ORIGINE DU PECHE DE STRUCTURE
Certaines malfaçons de notre identité au niveau de nos structures socio-ethno-culturelles mènent au péché de structure et contribuent à l’entretenir dans la société à laquelle nous appartenons.
Si nous voulons nous en dégager, il est nécessaire d’analyser le mécanisme de sa mise en place, de retrouver les choix défectueux posés à l’origine, en cours de route, et sans cesse reconduits ou confirmés par nous.
Nous allons donc, reprendre l’histoire de David pour découvrir à partir de quel genre de choix se constitue le péché de structure, pour détailler les conséquences qui en découlent en cascade et qui nuisent à la construction de notre identité (cf schéma HA 1)

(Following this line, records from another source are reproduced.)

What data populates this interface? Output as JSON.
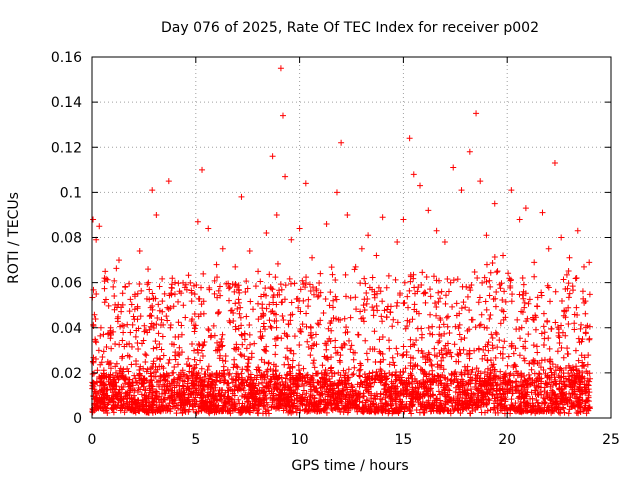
{
  "chart_data": {
    "type": "scatter",
    "title": "Day 076 of 2025, Rate Of TEC Index for receiver p002",
    "xlabel": "GPS time / hours",
    "ylabel": "ROTI / TECUs",
    "xlim": [
      0,
      25
    ],
    "ylim": [
      0,
      0.16
    ],
    "xticks": [
      0,
      5,
      10,
      15,
      20,
      25
    ],
    "yticks": [
      0,
      0.02,
      0.04,
      0.06,
      0.08,
      0.1,
      0.12,
      0.14,
      0.16
    ],
    "xtick_labels": [
      "0",
      "5",
      "10",
      "15",
      "20",
      "25"
    ],
    "ytick_labels": [
      "0",
      "0.02",
      "0.04",
      "0.06",
      "0.08",
      "0.1",
      "0.12",
      "0.14",
      "0.16"
    ],
    "grid": true,
    "marker": "+",
    "marker_color": "#ff0000",
    "series": [
      {
        "x": [
          0.05,
          0.2,
          0.35,
          0.6,
          0.9,
          1.3,
          1.6,
          2.0,
          2.3,
          2.7,
          2.9,
          3.1,
          3.5,
          3.7,
          4.0,
          4.4,
          4.8,
          5.1,
          5.3,
          5.6,
          6.0,
          6.3,
          6.6,
          6.9,
          7.2,
          7.6,
          8.0,
          8.4,
          8.7,
          8.9,
          9.1,
          9.2,
          9.3,
          9.6,
          10.0,
          10.3,
          10.6,
          11.0,
          11.3,
          11.8,
          12.0,
          12.3,
          12.7,
          13.0,
          13.3,
          13.7,
          14.0,
          14.3,
          14.7,
          15.0,
          15.3,
          15.5,
          15.8,
          16.2,
          16.6,
          17.0,
          17.4,
          17.8,
          18.2,
          18.5,
          18.7,
          19.0,
          19.4,
          19.8,
          20.2,
          20.6,
          20.9,
          21.3,
          21.7,
          22.0,
          22.3,
          22.6,
          23.0,
          23.4,
          23.7,
          23.95
        ],
        "y": [
          0.088,
          0.079,
          0.085,
          0.062,
          0.04,
          0.07,
          0.058,
          0.045,
          0.074,
          0.066,
          0.101,
          0.09,
          0.055,
          0.105,
          0.06,
          0.05,
          0.043,
          0.087,
          0.11,
          0.084,
          0.068,
          0.075,
          0.052,
          0.067,
          0.098,
          0.074,
          0.065,
          0.082,
          0.116,
          0.09,
          0.155,
          0.134,
          0.107,
          0.079,
          0.084,
          0.104,
          0.071,
          0.064,
          0.086,
          0.1,
          0.122,
          0.09,
          0.067,
          0.075,
          0.081,
          0.072,
          0.089,
          0.063,
          0.078,
          0.088,
          0.124,
          0.108,
          0.103,
          0.092,
          0.083,
          0.078,
          0.111,
          0.101,
          0.118,
          0.135,
          0.105,
          0.081,
          0.095,
          0.072,
          0.101,
          0.088,
          0.093,
          0.069,
          0.091,
          0.075,
          0.113,
          0.08,
          0.071,
          0.083,
          0.067,
          0.069
        ]
      }
    ]
  }
}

Cela nous permettra d’aborder ensuite les péchés de notre propre groupe socio ethno culturel, dans un second temps.
Mise en place des péchés de structure – à partir de l’histoire de David
Le mécanisme est le même que pour le « péché originel ». Au point de départ, une tentation de méfiance par rapport à Dieu (GN 3 1,5), à ce qu’il propose : cette « alliance » …est-ce si bénéfique ? Ce Dieu n’est-il pas trop exigeant, trop sévère ? N’apparaît-il pas comme un empêcheur de danser en rond ? Le peuple juif se pose ces questions, et regarde d’un œil complaisant les autres peuples qui, eux, se passent de Dieu ! … et ont divinisé leurs convoitises sous forme d’idoles bien tentantes.
Ce peuple, dès lors, recherche le moyen de rejeter la « tutelle » de Yahvé, et voit l’instauration de la royauté comme une avancée dans ce sens. Dieu ne se fait aucune illusion, son peuple le rejette, se détache de Lui (1 Sam 8, 7-9).

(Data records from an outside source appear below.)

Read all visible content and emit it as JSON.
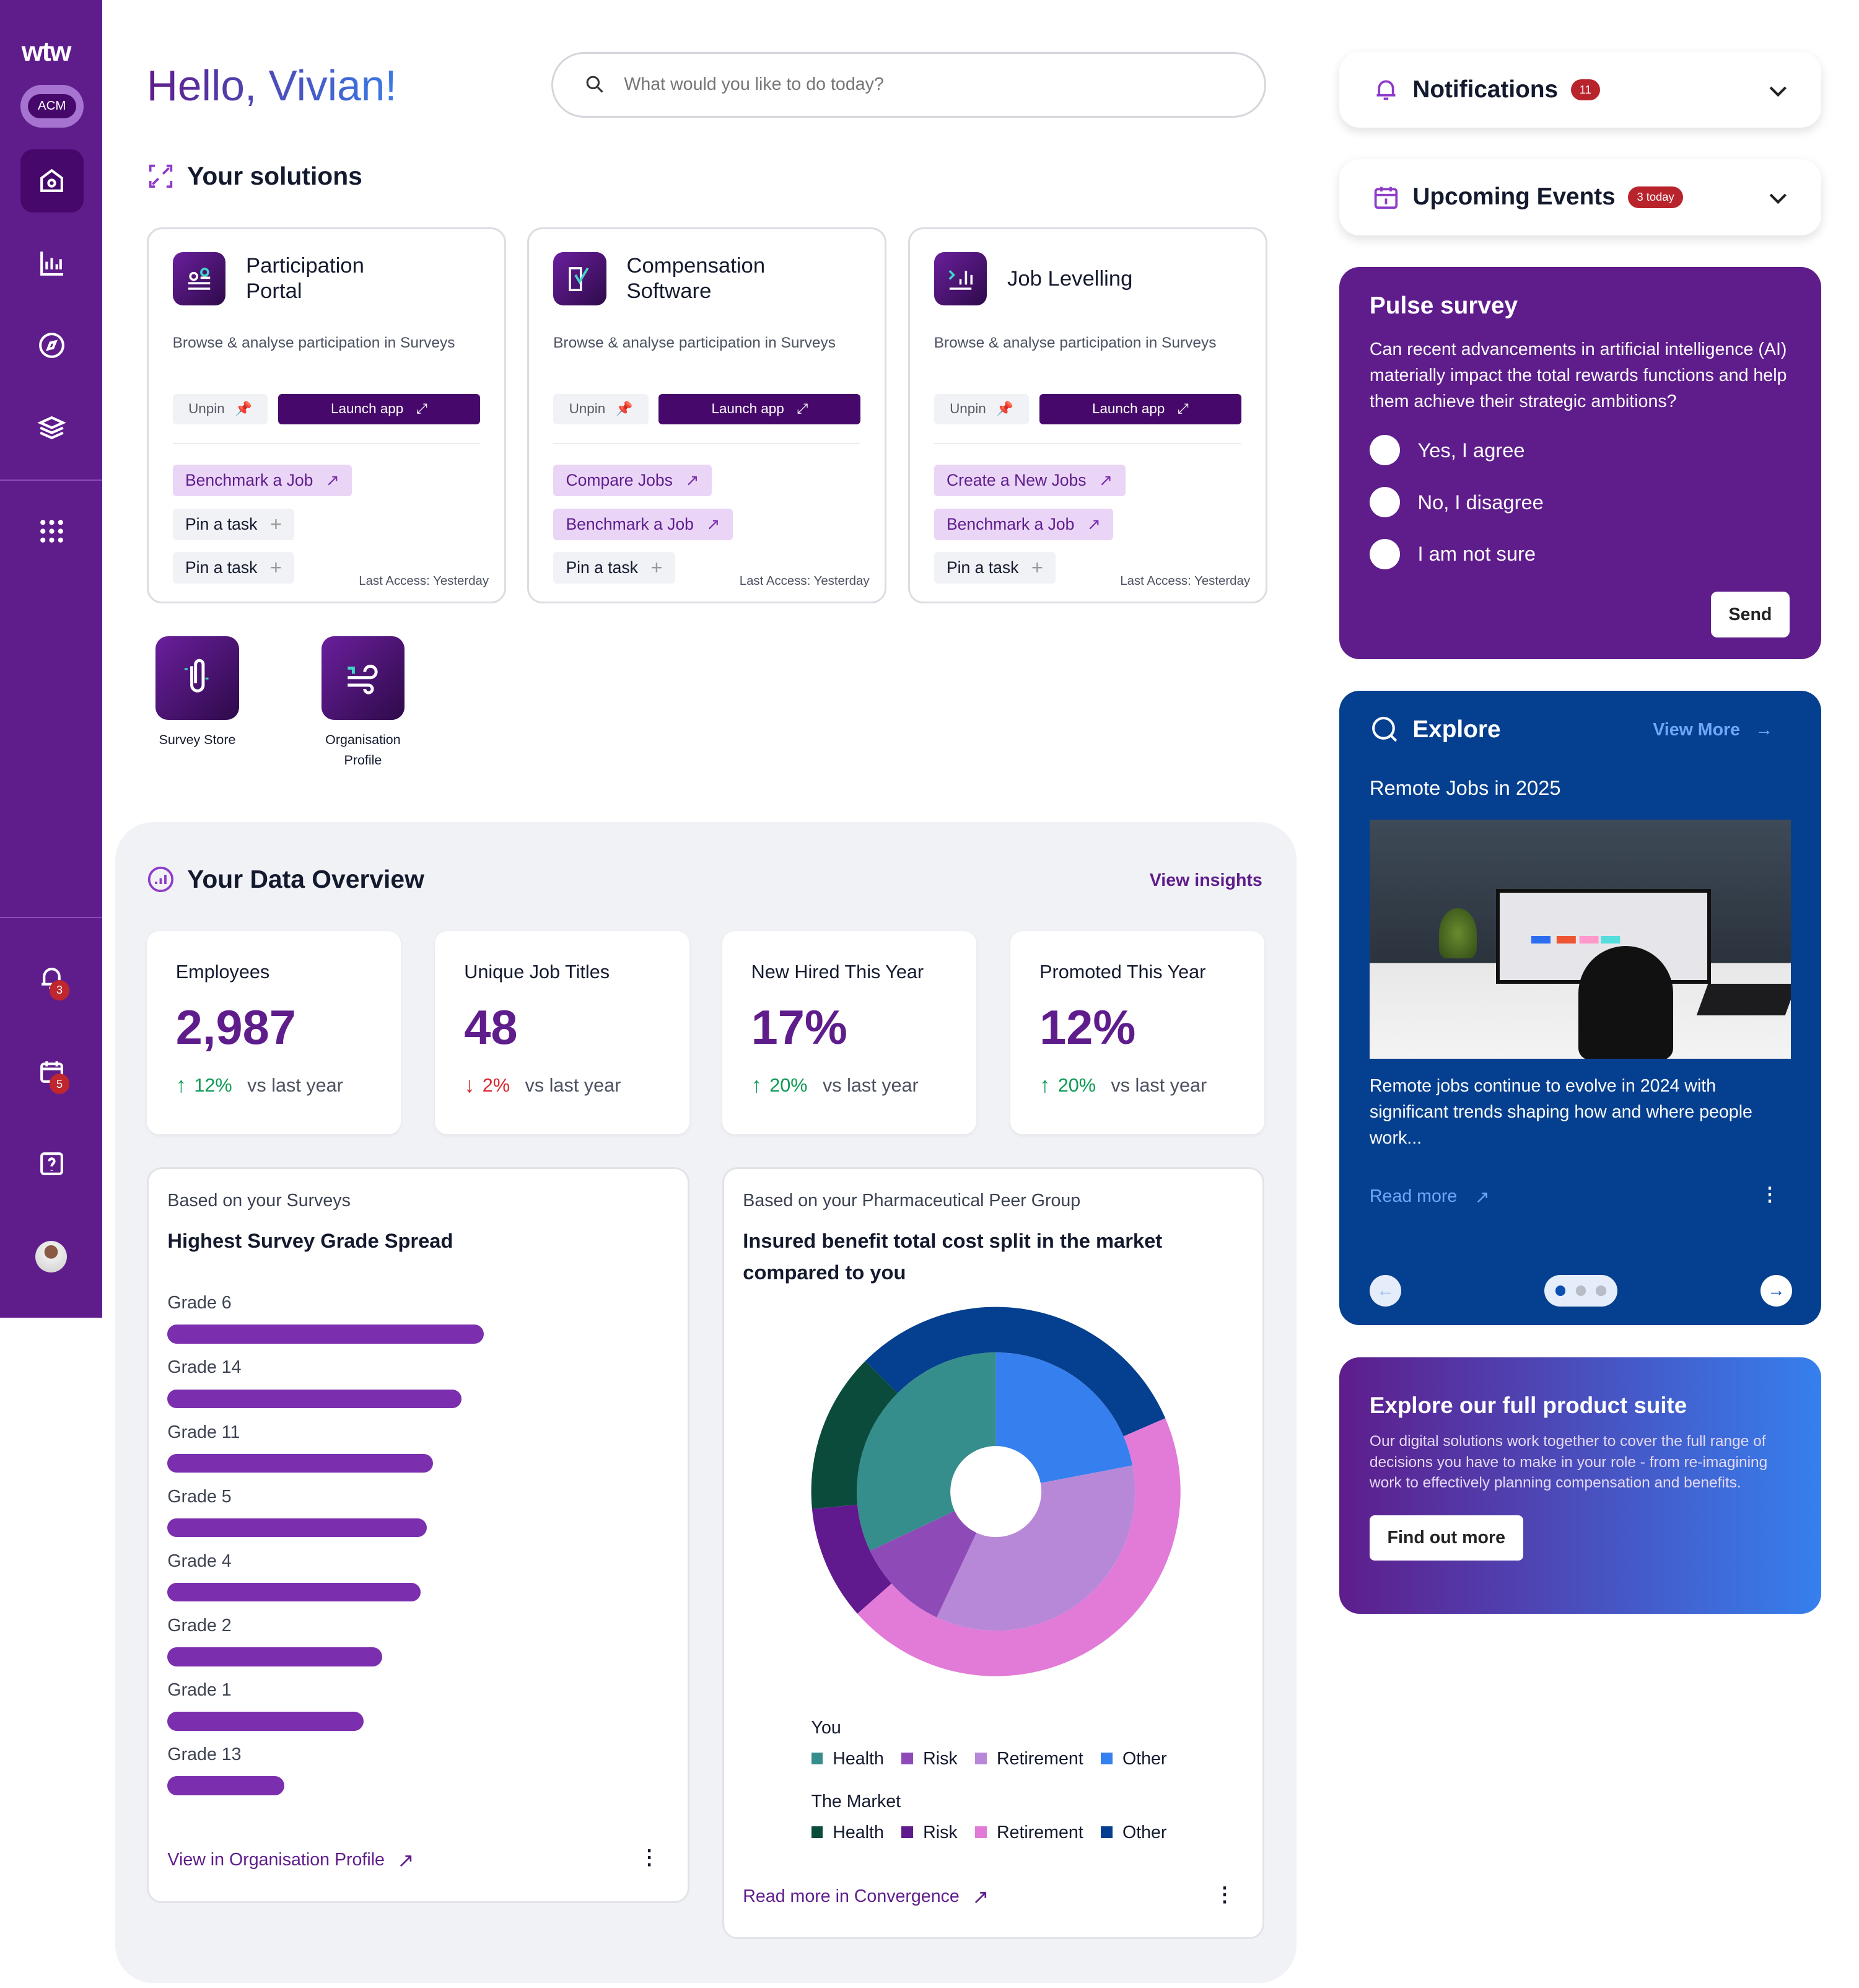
{
  "brand": {
    "logo": "wtw",
    "org_badge": "ACM"
  },
  "sidebar": {
    "items": [
      {
        "name": "home",
        "icon": "home-icon"
      },
      {
        "name": "analytics",
        "icon": "bar-chart-icon"
      },
      {
        "name": "explore",
        "icon": "compass-icon"
      },
      {
        "name": "layers",
        "icon": "layers-icon"
      },
      {
        "name": "apps",
        "icon": "grid-icon"
      }
    ],
    "bottom": [
      {
        "name": "notifications",
        "icon": "bell-icon",
        "badge": "3"
      },
      {
        "name": "calendar",
        "icon": "calendar-icon",
        "badge": "5"
      },
      {
        "name": "help",
        "icon": "help-icon"
      },
      {
        "name": "profile",
        "icon": "avatar"
      }
    ]
  },
  "header": {
    "greeting": "Hello, Vivian!",
    "search_placeholder": "What would you like to do today?"
  },
  "solutions": {
    "title": "Your solutions",
    "cards": [
      {
        "title": "Participation Portal",
        "desc": "Browse & analyse participation in Surveys",
        "unpin": "Unpin",
        "launch": "Launch app",
        "tasks": [
          {
            "label": "Benchmark a Job",
            "type": "link"
          },
          {
            "label": "Pin a task",
            "type": "pin"
          },
          {
            "label": "Pin a task",
            "type": "pin"
          }
        ],
        "last_access": "Last Access: Yesterday"
      },
      {
        "title": "Compensation Software",
        "desc": "Browse & analyse participation in Surveys",
        "unpin": "Unpin",
        "launch": "Launch app",
        "tasks": [
          {
            "label": "Compare Jobs",
            "type": "link"
          },
          {
            "label": "Benchmark a Job",
            "type": "link"
          },
          {
            "label": "Pin a task",
            "type": "pin"
          }
        ],
        "last_access": "Last Access: Yesterday"
      },
      {
        "title": "Job Levelling",
        "desc": "Browse & analyse participation in Surveys",
        "unpin": "Unpin",
        "launch": "Launch app",
        "tasks": [
          {
            "label": "Create a New Jobs",
            "type": "link"
          },
          {
            "label": "Benchmark a Job",
            "type": "link"
          },
          {
            "label": "Pin a task",
            "type": "pin"
          }
        ],
        "last_access": "Last Access: Yesterday"
      }
    ],
    "tiles": [
      {
        "label": "Survey Store"
      },
      {
        "label": "Organisation Profile"
      }
    ]
  },
  "overview": {
    "title": "Your Data Overview",
    "view_insights": "View insights",
    "stats": [
      {
        "label": "Employees",
        "value": "2,987",
        "change": "12%",
        "direction": "up",
        "suffix": "vs last year"
      },
      {
        "label": "Unique Job Titles",
        "value": "48",
        "change": "2%",
        "direction": "down",
        "suffix": "vs last year"
      },
      {
        "label": "New Hired This Year",
        "value": "17%",
        "change": "20%",
        "direction": "up",
        "suffix": "vs last year"
      },
      {
        "label": "Promoted This Year",
        "value": "12%",
        "change": "20%",
        "direction": "up",
        "suffix": "vs last year"
      }
    ],
    "grade_card": {
      "subtitle": "Based on your Surveys",
      "title": "Highest Survey Grade Spread",
      "link": "View in Organisation Profile"
    },
    "donut_card": {
      "subtitle": "Based on your Pharmaceutical Peer Group",
      "title": "Insured benefit total cost split in the market compared to you",
      "link": "Read more in Convergence"
    }
  },
  "chart_data": [
    {
      "type": "bar",
      "orientation": "horizontal",
      "categories": [
        "Grade 6",
        "Grade 14",
        "Grade 11",
        "Grade 5",
        "Grade 4",
        "Grade 2",
        "Grade 1",
        "Grade 13"
      ],
      "values": [
        100,
        93,
        84,
        82,
        80,
        68,
        62,
        37
      ],
      "color": "#7b2fae",
      "title": "Highest Survey Grade Spread"
    },
    {
      "type": "pie",
      "subtype": "nested-donut",
      "title": "Insured benefit total cost split in the market compared to you",
      "series": [
        {
          "name": "You",
          "ring": "inner",
          "categories": [
            "Other",
            "Retirement",
            "Risk",
            "Health"
          ],
          "values": [
            22,
            35,
            11,
            32
          ],
          "colors": [
            "#3580ee",
            "#b888d8",
            "#8e4bb8",
            "#368e8c"
          ]
        },
        {
          "name": "The Market",
          "ring": "outer",
          "categories": [
            "Other",
            "Retirement",
            "Risk",
            "Health"
          ],
          "values": [
            31,
            45,
            10,
            14
          ],
          "colors": [
            "#053f8f",
            "#e27ad8",
            "#601a8e",
            "#0b4b3c"
          ]
        }
      ],
      "legend_order": [
        "Health",
        "Risk",
        "Retirement",
        "Other"
      ],
      "legend_placement": "bottom"
    }
  ],
  "right": {
    "notifications": {
      "title": "Notifications",
      "badge": "11"
    },
    "events": {
      "title": "Upcoming Events",
      "badge": "3 today"
    },
    "pulse": {
      "title": "Pulse survey",
      "question": "Can recent advancements in artificial intelligence (AI) materially impact the total rewards functions and help them achieve their strategic ambitions?",
      "options": [
        "Yes, I agree",
        "No, I disagree",
        "I am not sure"
      ],
      "send": "Send"
    },
    "explore": {
      "title": "Explore",
      "view_more": "View More",
      "article_title": "Remote Jobs in 2025",
      "article_text": "Remote jobs continue to evolve in 2024 with significant trends shaping how and where people work...",
      "read_more": "Read more",
      "page": 1,
      "pages": 3
    },
    "suite": {
      "title": "Explore our full product suite",
      "text": "Our digital solutions work together to cover the full range of decisions you have to make in your role - from re-imagining work to effectively planning compensation and benefits.",
      "button": "Find out more"
    }
  },
  "colors": {
    "primary": "#5f1d8c",
    "dark": "#46096b",
    "blue": "#053f8f",
    "accent_link": "#ead5f7",
    "badge": "#b8232c"
  }
}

Les juifs s’éloignent donc de Dieu dans la méfiance, et vont, de ce fait, s’éloigner aussi les uns par rapport aux autres, car c’est Dieu qui réalisait leur unité.
Ils s’éloignent dans l’oubli de tout ce que Dieu a fait pour eux par sa Toute Puissance, directement, sans l’intermédiaire d’un roi.
Ils sont persuadés pouvoir trouver leur plénitude en eux-mêmes, par eux-mêmes (avec leur roi) (1 SAM 8, 19-20) malgré les avertissements de Samuel (1 SAM 8, 11-18). Déjà, les conséquences de la méfiance, de l’éloignement, de l’oubli, par rapport à Dieu, se font sentir : absence de discernement, confusion qui ne permet plus un jugement sain, solitude (accentuée par l’hostilité des peuples voisins contre laquelle ils ne recherchent pas vraiment la protection de Yaveh !) … et peur. En fin de compte, détachés de Dieu, dans l’illusoire protection d’un roi, les juifs sont en état de manque (v 20) : ils étaient faits pour vivre une alliance d’amour … et se retrouvent, par leur faute, coupés de l’AMOUR c'est-à-dire de YAHVE.
Ce manque a, pour corollaire automatique, le sentiment de culpabilité : pourquoi sommes-nous mal-aimés, rejetés ?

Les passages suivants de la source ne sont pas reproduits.